The new voting centers would require a $425,000 for on-demand ballot devices, which would be paid through a combination of federal grant funding and the Elections Department’s existing equipment replacement budget. According to Tempert, the new devices would be able to replicate and accept ballot styles used by any of the county’s 24 voting precincts.
Tempert says it’s a proactive step before the county’s next elections, and one that could strengthen voter confidence among residents. But time could be of the essence, and state grant funding will only be available until June 30.
“There is a timeline as far as the money is involved,” Tempert said. “We have two funds that came from the federal Help America Vote Act, given by the state. But about $159,000 has to be used by June 30. It’s not only the right thing to do and the right way to go, but I want to be proactive.”
Tempert says the new system of voting could be implemented in Mohave County in time for the 2022 elections, if approved by the board of supervisors.
But the timeline of June 30 could prove problematic, according to Gould, because it is also the deadline for the Arizona Senate to reach its decision in its audit of the 2020 election, prior to the end of its regular session.
Gould, however, was not in favor of the new voting system on its own merit as of Monday’s meeting.
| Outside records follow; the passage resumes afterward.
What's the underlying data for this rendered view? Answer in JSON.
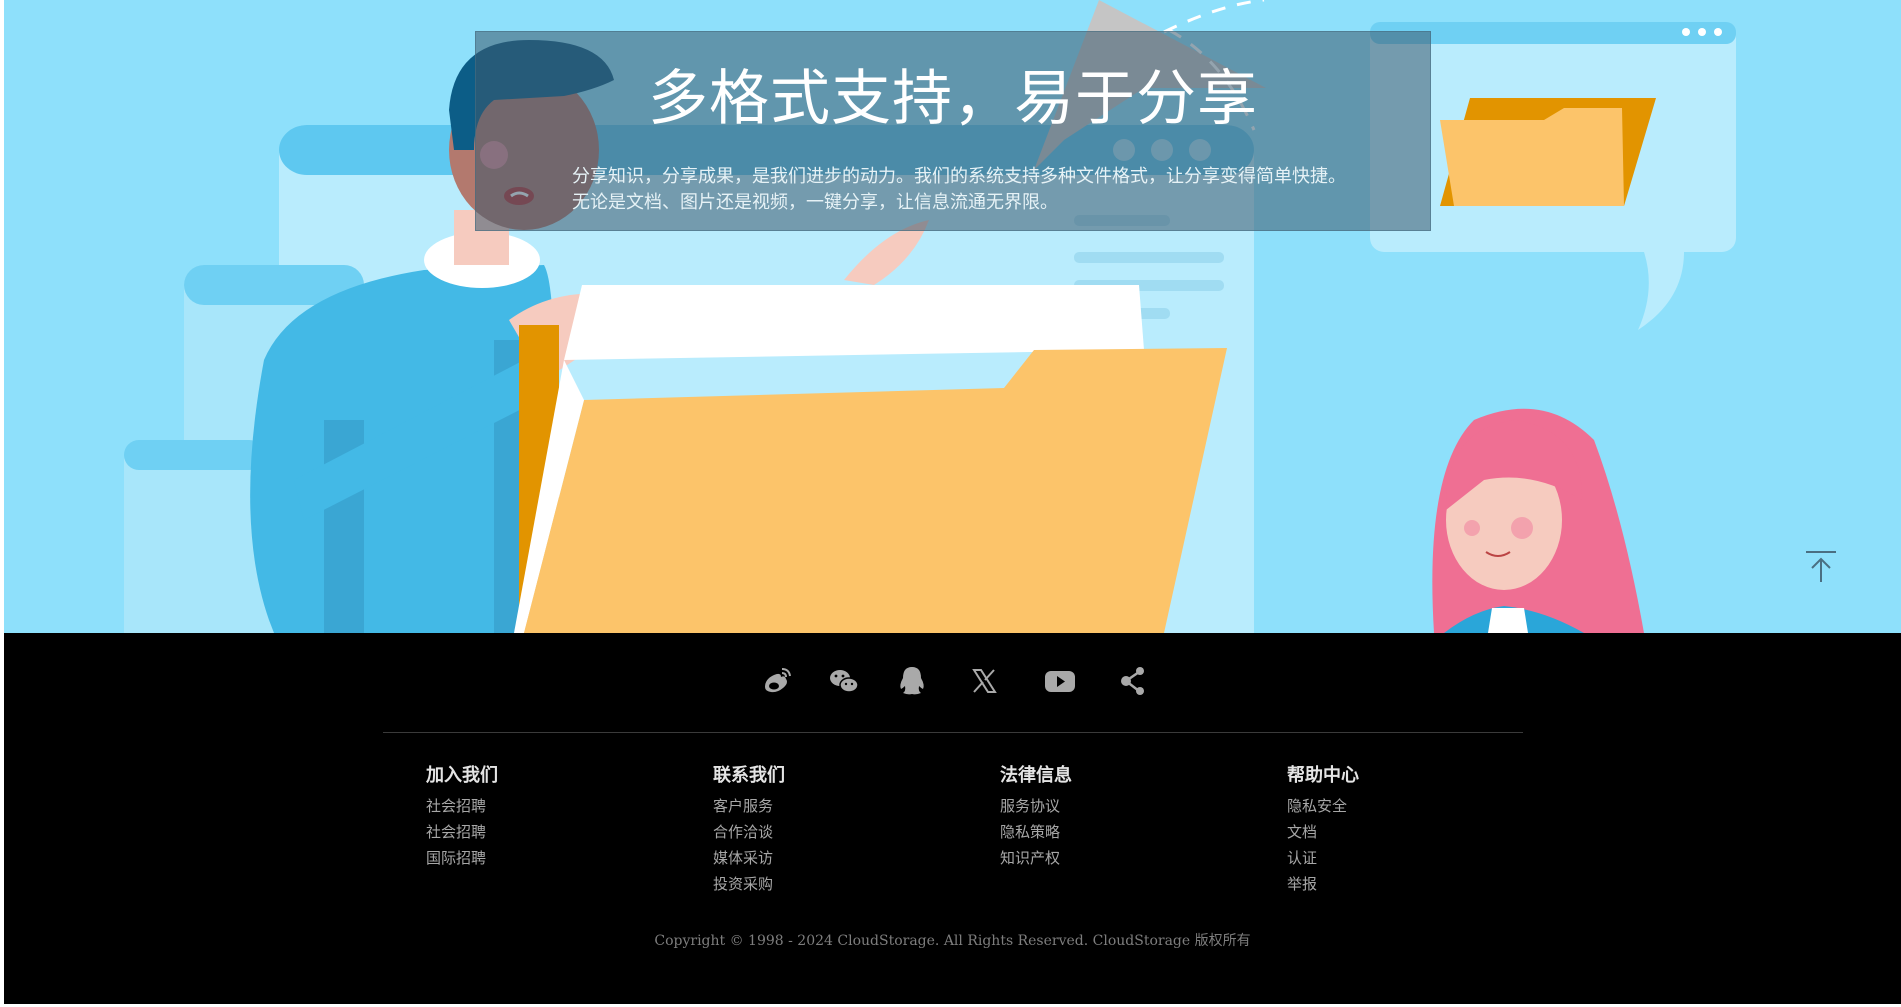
{
  "banner": {
    "title": "多格式支持，易于分享",
    "description": "分享知识，分享成果，是我们进步的动力。我们的系统支持多种文件格式，让分享变得简单快捷。无论是文档、图片还是视频，一键分享，让信息流通无界限。"
  },
  "social_icons": [
    "weibo-icon",
    "wechat-icon",
    "qq-icon",
    "x-icon",
    "youtube-icon",
    "share-icon"
  ],
  "footer": {
    "columns": [
      {
        "title": "加入我们",
        "links": [
          "社会招聘",
          "社会招聘",
          "国际招聘"
        ]
      },
      {
        "title": "联系我们",
        "links": [
          "客户服务",
          "合作洽谈",
          "媒体采访",
          "投资采购"
        ]
      },
      {
        "title": "法律信息",
        "links": [
          "服务协议",
          "隐私策略",
          "知识产权"
        ]
      },
      {
        "title": "帮助中心",
        "links": [
          "隐私安全",
          "文档",
          "认证",
          "举报"
        ]
      }
    ],
    "copyright": "Copyright © 1998 - 2024 CloudStorage. All Rights Reserved. CloudStorage 版权所有"
  },
  "colors": {
    "hero_bg": "#8ee0fb",
    "footer_bg": "#000000",
    "folder_yellow": "#fcc46a",
    "folder_orange": "#e29400"
  }
}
“I ran the bill that created voting centers in my judiciary committee, when I was a state Senator,” Gould said. “It seemed like a good deal at the time. But at this point I’m not comfortable with it, and I don’t think it’s actually necessary in our county.”
Mohave County Supervisor Travis Lingenfelter withheld his opinion on the matter at Monday’s meeting.
“I want to be supportive of our state delegation,” Lingenfelter said. “Vote integrity is one of the paramount issues in this county. It’s important that we see what happens with that audit.”
The audit began on Monday, and according to public statements by Arizona Senate President Karen Fann last week, will proceed at the Arizona State Fair Grounds in Phoenix until May 14.